Chief Justice John G. Roberts, Jr., on Monday refused to block scheduled evidence-gathering in a case against Exxon Mobil Corp. and three affiliated companies, filed by Indonesian villagers complaining of abuse by guards at an Exxon natural gas plant in their country. Roberts, however, said the denial took into account a limit on the “current phase of discovery” in U.S. District Court, and left open the possibility that Exxon could ask again for relief later.  (The application was 07A546; the case, while continuing in District Court, is also pending on appeal to the Supreme Court — Exxon Mobil, et al., v. Doe I, et al, 07-81, awaiting a response from the U.S. Solicitor General, whose views have been sought by the Court. The Court has not yet decided whether to hear that appeal.)

The Exxon companies contended that the discovery process in the villagers’ lawsuit in District Court was interfering with U.S. relations with the government of Indonesia, because among the villagers’ claims are assertions that the Indonesian military participated in atrocities at the plant in Aceh province.  The villagers’ lawyer told Roberts that only a few depositions remained to be taken, and that there had been no interference up to now with U.S. foreign relations.

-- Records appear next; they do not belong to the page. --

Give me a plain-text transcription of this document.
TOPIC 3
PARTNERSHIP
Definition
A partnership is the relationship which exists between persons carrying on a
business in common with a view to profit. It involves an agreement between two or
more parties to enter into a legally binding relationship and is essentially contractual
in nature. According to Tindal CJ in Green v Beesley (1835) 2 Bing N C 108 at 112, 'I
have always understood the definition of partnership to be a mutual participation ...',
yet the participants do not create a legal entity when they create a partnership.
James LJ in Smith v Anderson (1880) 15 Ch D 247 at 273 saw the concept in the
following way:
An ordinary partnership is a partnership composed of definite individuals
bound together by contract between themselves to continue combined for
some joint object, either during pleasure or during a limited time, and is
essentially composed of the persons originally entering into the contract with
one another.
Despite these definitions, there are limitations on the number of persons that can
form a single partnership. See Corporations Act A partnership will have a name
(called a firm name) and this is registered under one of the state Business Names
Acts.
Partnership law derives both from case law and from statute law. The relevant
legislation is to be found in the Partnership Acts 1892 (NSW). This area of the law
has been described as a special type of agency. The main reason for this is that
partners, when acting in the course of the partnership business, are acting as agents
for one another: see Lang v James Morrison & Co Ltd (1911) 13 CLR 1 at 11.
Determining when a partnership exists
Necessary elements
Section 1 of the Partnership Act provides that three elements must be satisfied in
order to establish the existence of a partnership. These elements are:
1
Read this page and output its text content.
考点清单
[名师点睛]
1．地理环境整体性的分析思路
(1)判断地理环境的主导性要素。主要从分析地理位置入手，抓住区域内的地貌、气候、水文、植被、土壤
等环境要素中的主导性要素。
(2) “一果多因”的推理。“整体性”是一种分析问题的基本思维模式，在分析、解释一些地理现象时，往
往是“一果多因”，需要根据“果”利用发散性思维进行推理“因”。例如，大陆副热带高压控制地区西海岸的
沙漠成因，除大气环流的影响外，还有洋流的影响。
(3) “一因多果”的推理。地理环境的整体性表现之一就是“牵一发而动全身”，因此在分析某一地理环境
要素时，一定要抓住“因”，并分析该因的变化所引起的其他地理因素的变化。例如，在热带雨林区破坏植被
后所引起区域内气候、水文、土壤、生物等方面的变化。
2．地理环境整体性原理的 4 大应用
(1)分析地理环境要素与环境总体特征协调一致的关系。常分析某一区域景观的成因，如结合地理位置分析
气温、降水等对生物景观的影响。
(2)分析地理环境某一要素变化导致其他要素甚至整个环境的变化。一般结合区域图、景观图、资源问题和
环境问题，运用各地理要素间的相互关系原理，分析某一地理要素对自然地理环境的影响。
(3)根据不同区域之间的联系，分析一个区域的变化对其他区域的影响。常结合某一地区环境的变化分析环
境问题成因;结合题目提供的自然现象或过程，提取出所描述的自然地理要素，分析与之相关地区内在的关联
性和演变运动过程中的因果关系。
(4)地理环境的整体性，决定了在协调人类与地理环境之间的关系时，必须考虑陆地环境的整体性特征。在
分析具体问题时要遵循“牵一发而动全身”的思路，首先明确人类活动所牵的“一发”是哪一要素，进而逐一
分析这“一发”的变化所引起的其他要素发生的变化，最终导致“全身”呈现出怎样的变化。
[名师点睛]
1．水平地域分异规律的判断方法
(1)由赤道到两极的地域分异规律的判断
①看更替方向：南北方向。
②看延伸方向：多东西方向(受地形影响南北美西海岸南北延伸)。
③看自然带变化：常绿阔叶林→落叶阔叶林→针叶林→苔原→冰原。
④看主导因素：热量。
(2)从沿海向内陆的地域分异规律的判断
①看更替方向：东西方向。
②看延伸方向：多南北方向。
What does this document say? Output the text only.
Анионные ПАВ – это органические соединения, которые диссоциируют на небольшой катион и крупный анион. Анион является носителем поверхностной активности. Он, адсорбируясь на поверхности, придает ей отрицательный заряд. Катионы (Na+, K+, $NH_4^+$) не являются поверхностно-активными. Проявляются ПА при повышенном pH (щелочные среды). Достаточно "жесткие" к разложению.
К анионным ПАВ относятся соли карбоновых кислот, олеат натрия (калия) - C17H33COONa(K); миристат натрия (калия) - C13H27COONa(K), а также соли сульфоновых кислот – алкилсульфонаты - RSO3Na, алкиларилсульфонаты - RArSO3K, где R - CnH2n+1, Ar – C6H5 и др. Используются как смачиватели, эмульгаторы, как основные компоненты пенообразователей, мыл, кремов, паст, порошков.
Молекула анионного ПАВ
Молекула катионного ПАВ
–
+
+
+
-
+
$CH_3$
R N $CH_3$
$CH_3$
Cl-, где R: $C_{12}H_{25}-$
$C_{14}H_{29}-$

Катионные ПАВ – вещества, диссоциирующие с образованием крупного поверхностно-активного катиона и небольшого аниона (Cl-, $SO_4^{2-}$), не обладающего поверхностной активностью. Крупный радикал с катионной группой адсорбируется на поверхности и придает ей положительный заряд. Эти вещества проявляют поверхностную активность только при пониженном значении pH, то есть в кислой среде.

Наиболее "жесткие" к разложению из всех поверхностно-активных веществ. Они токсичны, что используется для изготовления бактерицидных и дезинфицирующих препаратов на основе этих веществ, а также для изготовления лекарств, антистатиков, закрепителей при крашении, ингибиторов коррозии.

In a reply filed earlier Monday, Exxon contended that the villagers’ counsel was back in District Court seeking even more discovery.  While it said the current phase of discovery was scheduled to be completed by Jan. 14, it notified Roberts that the villagers’ counsel had sought a new deposition, to occur on April 16.

In a letter from the Court clerk to Exxon Mobil’s counsel, the companies were notified that the stay was denied “given the limitation on the current phase of discovery imposed by the District Court, without prejudice to renewal of the application in light of any further order of this Court with respect to the petition for certiorari, or in light of further developments in the District Court.”

Presumably, that cleared the way for Exxon Mobil to file a new stay application if the District judge authorized new discovery activity, or if the Court grants review in the pending appeal.  Here is the question the companies’ petition raises in the Court: “Where a lawsuit challenges the activities of a foreign government, and the Executive warns that the litigation itself, and not just the effects of a final judgment, would risk a potentially serious adverse impact on significant foreign policy interests of the United States, does the collateral order doctrine permit immediate appeal of a district court’s denial of a motion to dismiss under the political question doctrine?”